Insurers are increasingly paying for acupuncture because of its cost effectiveness in treating a variety of symptoms. Please check with your insurance company to see if acupuncture services are covered and notify us when you come in for your first appointment.
Herbs are an essential part of Chinese medicine. We will prescribe herbs if needed based on your specific disease pattern. Chinese herbology is highly individualized and requires a great amount of sophistication to practice effectively. We use the safest and the highest-quality formulas available. All of our products have been tested and meet the strictest biological and environmental standards. For more on Chinese Herbs Click Here
The term “dry needling” was coined by Janet Travell, MD, to distinguish it from “wet needling,” or hypodermic injections. Dry Needling referred originally to a hypodermic needle on an empty syringe that is inserted into the body without injection.
The meaning of dry needling has expanded to include the same monofilament needles used in acupuncture. This happened for two reasons. First, acupuncture needles are safer and significantly less painful than hypodermic needles. Secondly, non-acupuncturists have been able to get around laws protecting the application of acupuncture solely by licensed acupuncturists with formal training (3-4 years graduate training, 2500-4000 hours). Currently, medical doctors, chiropractors, osteopaths, and physical therapists are among the biomedical healthcare providers who perform dry needling. In Minnesota, any of these non-acupuncturist providers can practice dry needling with a 100-hour certification course. Chiropractors may even advertise that they provide acupuncture after such a course, though may only do so as an adjunct to Chiropractic adjustments.
Dry Needling falls under the umbrella of acupuncture. It is an ancient technique to illicit a response in the local tissue to decrease pain and increase function. It is something that most acupuncturists, especially in the US, are already using as part of a comprehensive treatment strategy.
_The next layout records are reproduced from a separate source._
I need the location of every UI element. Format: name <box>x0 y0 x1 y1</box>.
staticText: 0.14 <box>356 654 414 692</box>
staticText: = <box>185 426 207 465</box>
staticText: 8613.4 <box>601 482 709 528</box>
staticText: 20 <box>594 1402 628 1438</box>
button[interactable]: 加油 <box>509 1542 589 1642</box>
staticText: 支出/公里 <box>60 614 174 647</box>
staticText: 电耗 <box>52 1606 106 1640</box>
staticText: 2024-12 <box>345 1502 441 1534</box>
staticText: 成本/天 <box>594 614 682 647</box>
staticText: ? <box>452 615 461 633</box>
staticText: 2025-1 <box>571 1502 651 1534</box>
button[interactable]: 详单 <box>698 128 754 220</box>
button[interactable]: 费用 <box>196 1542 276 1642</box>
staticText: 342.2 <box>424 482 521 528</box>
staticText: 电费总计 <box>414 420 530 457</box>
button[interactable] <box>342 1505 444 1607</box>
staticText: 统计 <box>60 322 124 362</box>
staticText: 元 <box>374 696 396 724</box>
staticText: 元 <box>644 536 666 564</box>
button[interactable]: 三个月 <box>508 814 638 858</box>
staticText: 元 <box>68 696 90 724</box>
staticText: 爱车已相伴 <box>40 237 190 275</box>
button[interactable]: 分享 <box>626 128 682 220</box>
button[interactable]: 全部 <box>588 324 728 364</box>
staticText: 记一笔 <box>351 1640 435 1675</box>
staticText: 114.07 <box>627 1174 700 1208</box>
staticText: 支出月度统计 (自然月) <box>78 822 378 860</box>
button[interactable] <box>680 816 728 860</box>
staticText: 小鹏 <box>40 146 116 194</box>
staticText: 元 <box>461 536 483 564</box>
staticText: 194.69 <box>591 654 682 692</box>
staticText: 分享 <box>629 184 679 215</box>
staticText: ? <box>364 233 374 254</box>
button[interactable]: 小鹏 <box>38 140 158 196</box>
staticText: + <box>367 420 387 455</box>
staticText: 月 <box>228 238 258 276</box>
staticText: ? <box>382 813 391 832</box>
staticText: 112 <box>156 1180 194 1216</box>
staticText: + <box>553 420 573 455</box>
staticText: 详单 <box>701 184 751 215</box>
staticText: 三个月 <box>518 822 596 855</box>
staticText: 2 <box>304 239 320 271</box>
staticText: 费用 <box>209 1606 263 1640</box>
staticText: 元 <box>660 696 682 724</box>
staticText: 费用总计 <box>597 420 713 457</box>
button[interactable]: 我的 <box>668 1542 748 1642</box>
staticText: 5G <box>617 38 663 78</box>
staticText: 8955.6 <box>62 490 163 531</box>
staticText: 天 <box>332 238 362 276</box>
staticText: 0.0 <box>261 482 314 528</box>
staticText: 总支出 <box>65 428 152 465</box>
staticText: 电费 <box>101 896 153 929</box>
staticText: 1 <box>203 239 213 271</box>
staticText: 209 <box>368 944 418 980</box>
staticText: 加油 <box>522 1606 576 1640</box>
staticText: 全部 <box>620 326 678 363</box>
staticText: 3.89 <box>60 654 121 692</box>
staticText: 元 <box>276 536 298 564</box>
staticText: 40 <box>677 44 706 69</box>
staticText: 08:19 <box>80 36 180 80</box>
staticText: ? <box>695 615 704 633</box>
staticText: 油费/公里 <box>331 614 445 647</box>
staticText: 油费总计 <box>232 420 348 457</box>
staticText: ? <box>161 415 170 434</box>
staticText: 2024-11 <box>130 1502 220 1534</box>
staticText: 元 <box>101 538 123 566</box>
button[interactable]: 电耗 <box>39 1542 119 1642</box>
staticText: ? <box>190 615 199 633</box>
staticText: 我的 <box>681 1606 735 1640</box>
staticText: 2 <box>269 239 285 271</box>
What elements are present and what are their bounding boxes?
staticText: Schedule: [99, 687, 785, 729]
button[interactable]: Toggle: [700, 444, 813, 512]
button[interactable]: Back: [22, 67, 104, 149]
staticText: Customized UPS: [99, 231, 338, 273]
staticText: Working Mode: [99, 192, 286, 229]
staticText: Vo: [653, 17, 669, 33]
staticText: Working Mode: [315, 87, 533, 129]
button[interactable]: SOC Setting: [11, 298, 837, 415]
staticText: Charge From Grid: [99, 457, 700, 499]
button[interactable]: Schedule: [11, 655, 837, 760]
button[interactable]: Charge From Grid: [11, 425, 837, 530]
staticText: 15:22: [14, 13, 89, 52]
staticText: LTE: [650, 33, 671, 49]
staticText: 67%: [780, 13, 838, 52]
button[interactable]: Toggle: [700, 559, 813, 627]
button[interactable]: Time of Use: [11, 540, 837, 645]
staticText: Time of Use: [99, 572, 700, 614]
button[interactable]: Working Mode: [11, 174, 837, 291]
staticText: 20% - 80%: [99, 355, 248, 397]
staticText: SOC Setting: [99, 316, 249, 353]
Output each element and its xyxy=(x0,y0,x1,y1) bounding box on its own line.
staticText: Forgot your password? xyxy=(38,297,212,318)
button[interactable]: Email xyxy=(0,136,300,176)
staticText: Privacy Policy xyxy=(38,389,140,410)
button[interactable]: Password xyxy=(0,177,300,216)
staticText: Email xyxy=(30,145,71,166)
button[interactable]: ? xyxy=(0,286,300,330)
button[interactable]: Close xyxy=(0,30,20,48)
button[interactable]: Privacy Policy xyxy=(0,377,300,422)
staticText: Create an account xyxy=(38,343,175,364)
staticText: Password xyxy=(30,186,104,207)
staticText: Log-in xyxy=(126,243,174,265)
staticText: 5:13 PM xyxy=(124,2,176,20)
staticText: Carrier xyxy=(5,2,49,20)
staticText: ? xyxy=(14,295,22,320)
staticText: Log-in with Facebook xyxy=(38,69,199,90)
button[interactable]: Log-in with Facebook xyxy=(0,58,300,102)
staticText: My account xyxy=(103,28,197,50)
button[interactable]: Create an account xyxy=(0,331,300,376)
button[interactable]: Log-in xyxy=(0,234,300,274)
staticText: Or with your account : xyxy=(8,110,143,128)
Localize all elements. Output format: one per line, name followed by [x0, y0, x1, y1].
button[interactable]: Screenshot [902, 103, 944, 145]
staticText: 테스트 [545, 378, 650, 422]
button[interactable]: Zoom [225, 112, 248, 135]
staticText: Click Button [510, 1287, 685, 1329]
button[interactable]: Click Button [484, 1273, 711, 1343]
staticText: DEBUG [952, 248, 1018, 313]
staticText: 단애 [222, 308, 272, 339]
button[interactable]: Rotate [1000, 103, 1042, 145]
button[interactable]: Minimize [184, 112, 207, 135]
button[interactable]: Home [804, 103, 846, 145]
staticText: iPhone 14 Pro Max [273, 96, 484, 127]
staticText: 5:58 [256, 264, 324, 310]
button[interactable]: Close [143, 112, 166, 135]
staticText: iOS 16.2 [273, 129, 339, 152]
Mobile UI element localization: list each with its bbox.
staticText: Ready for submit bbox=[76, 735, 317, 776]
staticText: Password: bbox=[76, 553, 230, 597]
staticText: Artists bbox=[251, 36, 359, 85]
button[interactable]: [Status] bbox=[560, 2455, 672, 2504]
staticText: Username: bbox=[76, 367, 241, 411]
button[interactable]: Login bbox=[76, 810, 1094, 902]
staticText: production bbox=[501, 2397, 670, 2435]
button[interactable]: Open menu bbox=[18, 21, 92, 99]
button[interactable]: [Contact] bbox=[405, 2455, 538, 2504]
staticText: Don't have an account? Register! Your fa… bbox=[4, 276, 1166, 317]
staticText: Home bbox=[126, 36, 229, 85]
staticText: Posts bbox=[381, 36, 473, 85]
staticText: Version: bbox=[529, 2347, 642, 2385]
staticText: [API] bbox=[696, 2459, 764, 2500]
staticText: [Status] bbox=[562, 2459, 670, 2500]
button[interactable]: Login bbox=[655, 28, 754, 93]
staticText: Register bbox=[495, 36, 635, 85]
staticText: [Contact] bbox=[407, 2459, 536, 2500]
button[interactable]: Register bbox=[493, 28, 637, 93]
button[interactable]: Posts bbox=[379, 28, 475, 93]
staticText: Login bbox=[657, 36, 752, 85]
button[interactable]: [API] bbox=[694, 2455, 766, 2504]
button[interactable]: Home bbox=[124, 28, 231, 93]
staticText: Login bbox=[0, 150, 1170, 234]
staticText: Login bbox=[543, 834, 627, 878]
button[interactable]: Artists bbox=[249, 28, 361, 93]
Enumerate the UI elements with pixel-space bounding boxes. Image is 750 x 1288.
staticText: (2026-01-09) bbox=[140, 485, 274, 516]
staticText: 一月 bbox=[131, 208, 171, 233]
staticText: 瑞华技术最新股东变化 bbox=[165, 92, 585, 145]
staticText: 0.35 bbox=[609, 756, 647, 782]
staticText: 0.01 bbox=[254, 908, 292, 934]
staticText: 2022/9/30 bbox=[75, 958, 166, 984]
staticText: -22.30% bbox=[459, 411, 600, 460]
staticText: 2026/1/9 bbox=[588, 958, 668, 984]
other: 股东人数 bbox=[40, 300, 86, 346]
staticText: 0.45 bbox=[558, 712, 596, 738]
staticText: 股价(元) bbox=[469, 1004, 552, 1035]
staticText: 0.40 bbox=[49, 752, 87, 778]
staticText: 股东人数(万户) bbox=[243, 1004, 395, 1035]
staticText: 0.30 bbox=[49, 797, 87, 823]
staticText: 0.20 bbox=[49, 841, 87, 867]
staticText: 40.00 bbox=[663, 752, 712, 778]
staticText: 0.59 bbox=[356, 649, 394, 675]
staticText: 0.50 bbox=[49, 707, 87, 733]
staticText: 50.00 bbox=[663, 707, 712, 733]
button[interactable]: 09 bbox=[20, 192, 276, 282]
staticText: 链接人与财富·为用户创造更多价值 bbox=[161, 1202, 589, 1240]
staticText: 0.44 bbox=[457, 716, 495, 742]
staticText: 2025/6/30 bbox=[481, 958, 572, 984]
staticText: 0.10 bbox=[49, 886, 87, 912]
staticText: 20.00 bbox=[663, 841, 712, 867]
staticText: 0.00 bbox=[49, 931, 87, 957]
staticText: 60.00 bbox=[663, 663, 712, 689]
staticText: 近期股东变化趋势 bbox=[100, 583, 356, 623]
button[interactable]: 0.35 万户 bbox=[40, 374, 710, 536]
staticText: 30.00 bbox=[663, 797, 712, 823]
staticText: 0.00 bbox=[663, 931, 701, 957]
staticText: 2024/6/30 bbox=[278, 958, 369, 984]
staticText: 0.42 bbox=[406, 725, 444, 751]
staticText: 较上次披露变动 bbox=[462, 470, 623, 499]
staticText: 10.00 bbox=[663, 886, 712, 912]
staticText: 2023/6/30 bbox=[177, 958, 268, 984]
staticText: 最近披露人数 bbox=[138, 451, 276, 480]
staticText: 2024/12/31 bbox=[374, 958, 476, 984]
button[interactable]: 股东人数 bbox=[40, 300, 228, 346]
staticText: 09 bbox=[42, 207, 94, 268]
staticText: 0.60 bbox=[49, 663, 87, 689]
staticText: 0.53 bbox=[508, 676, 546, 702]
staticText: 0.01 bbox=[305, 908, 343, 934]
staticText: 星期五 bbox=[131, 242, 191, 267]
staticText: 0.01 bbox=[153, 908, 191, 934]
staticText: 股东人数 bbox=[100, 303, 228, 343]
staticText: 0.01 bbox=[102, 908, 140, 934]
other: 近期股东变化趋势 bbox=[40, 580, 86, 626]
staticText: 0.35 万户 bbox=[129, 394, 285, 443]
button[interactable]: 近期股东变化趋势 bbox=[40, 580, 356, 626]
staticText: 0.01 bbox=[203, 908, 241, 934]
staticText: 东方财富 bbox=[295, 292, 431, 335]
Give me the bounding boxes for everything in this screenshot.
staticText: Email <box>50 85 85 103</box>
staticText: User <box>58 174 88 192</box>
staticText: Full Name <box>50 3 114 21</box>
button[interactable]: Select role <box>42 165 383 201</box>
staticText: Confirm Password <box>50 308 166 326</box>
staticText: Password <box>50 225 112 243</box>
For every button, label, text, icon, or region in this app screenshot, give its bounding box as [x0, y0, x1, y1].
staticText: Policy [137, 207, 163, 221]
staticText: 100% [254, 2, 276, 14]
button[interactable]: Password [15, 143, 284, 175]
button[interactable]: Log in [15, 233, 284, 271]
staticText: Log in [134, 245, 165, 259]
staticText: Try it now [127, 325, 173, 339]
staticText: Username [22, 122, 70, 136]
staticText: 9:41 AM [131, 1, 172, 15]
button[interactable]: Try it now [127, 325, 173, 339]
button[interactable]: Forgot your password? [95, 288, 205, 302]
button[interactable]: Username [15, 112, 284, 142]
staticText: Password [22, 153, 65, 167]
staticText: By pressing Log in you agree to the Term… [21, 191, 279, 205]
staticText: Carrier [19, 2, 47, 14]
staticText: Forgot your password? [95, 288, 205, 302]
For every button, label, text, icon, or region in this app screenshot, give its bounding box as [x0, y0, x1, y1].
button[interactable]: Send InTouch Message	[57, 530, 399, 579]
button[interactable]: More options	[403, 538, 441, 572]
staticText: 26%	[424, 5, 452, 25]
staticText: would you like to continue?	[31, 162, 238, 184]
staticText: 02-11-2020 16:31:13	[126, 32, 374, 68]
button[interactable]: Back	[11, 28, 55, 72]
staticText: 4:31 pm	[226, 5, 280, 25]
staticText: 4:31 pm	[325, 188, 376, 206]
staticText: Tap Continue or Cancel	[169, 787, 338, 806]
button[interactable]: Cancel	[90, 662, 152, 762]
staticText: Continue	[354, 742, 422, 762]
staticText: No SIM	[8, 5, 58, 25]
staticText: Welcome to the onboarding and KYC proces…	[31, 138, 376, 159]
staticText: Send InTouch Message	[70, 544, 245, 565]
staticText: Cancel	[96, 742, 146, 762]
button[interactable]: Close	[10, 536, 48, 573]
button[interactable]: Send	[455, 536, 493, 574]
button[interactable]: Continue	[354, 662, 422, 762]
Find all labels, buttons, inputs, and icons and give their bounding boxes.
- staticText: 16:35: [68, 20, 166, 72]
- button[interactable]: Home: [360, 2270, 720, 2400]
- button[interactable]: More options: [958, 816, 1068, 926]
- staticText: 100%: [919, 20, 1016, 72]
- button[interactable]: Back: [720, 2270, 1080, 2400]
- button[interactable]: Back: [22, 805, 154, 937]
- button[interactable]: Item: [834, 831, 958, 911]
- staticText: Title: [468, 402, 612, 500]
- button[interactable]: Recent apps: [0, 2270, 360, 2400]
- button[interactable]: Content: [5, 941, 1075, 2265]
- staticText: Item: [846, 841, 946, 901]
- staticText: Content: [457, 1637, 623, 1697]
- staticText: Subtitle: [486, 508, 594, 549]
For instance, in 2003, the national board (NCCAOM) found 82% of acupuncturists surveyed used needling of trigger points in patients that presented with pain.
One argument is that Dry Needling is derived from a biomedical perspective, meaning that with an understanding of physiology and anatomy, tissue can be targeted more effectively. This is true! Therefore, to assure you are getting a provider with the best possible skillset, choose a Sports Medicine Acupuncture certified acupuncturist that has had additional training in biomedical diagnostics as well as the acupuncture (and dry needling) expertise to get the most out of your treatments.